Sa vie commence le 30 octobre 1676 à Corte. Sa mère, Marie-Madeleine Arrighi, et son père, Jean-Antoine de Signori, décidèrent de lui donner le prénom de Blaise. Ils mirent dès lors tous leurs espoirs dans ce fils unique, seul capable de leur assurer une descendance.
Mais Blaise allait suivre un tout autre destin, et contre la volonté paternelle, il partit se présenter à l'âge de dix-huit ans au couvent des Capucins de Corte. Peu de temps après, il passa chez les Franciscains dont le couvent était lié à sa famille.
Très vite, il reçut l'habit, et le nom de frère Théophile, puis il prononça ses vœux perpétuels et quitta la Corse.
Arrivé en Italie, san Teofilu fit ses études de philosophie et de théologie ; d'abord à Rome, puis à Naple.
Il rentra ensuite au couvent de récollection appele Ritiro de Civitella (actuellement Bellegra), avant de rejoindre celui de Palombara.

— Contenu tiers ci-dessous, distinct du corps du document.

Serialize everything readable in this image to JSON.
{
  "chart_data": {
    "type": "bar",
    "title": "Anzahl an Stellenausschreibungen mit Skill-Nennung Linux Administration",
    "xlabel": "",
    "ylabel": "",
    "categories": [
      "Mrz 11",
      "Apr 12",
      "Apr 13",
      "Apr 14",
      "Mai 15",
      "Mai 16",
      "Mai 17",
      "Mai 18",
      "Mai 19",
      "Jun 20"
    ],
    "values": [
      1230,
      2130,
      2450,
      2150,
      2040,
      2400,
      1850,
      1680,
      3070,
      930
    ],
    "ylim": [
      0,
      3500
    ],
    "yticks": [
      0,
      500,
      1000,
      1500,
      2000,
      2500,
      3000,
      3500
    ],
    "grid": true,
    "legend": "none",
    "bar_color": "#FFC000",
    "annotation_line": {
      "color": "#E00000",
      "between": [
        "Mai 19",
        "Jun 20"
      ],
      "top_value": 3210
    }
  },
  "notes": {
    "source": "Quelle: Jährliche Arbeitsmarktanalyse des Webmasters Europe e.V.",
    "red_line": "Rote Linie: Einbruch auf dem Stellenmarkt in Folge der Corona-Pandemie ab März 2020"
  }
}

C'est en 1730 que san Teofilu revint en Corse, dans le but de fonder un ritiru à Farinole. Selon certains hagiographes, il en fut empêché par toutes sortes de difficultés; selon d'autres, il dut y renoncer en raison de l'hostilité qu'il rencontra auprès des habitants. Le même cas se reproduisit à Campoloro, Nonza et Caccia.
Il finit par réaliser son projet près de sa ville natale, entre Zuani et Ampriani. Les problèmes n'épargnèrent pas le saint dans la poursuite de son œuvre pieuse.
Certains religieux, hostiles à son entreprise, tentèrent de soulever le peuple. Mais avec persévérance, il parvint à ses fins et réussit à imposer sa pratique de la pauvreté.
On dit que san Teofilu avait le don de prévoir la mort ou le rétablissement des malades qu'il visitait quotidiennement. Malgré son asthme et une douloureuse hernie, san Teofilu ne ménageait jamais sa peine : pour accomplir ses visites, et cela par tous les temps.
Rappelé en Italie en 1734, san Teofilu fut nommé supérieur du couvent de Fucecchio. Il fit alors de nombreux miracles, parmi lesquels celui de transformer les boutons du vêtement d'un mendiant en or (hè), ou encore de rendre la vue aux aveugles et de sauver la vie de plusieurs femmes en couches.
Il mourut le 19 mars 1740 en odeur de sainteté. Son corps garda toute sa souplesse, et son sang resta fluide. Après sa mort, les miracles se multiplièrent sur son tombeau; un paraplégique fut guéri en 1860, une fillette se releva d'une coxalgie au fémur en 1877, etc. De tels bienfaits ne pouvaient rester sans réponse de la part des autorités ecclésiastiques : d'abord béatifié en 1895, il fut canonisé en 1930.
San Teofilu devint ainsi le patron de la Corse.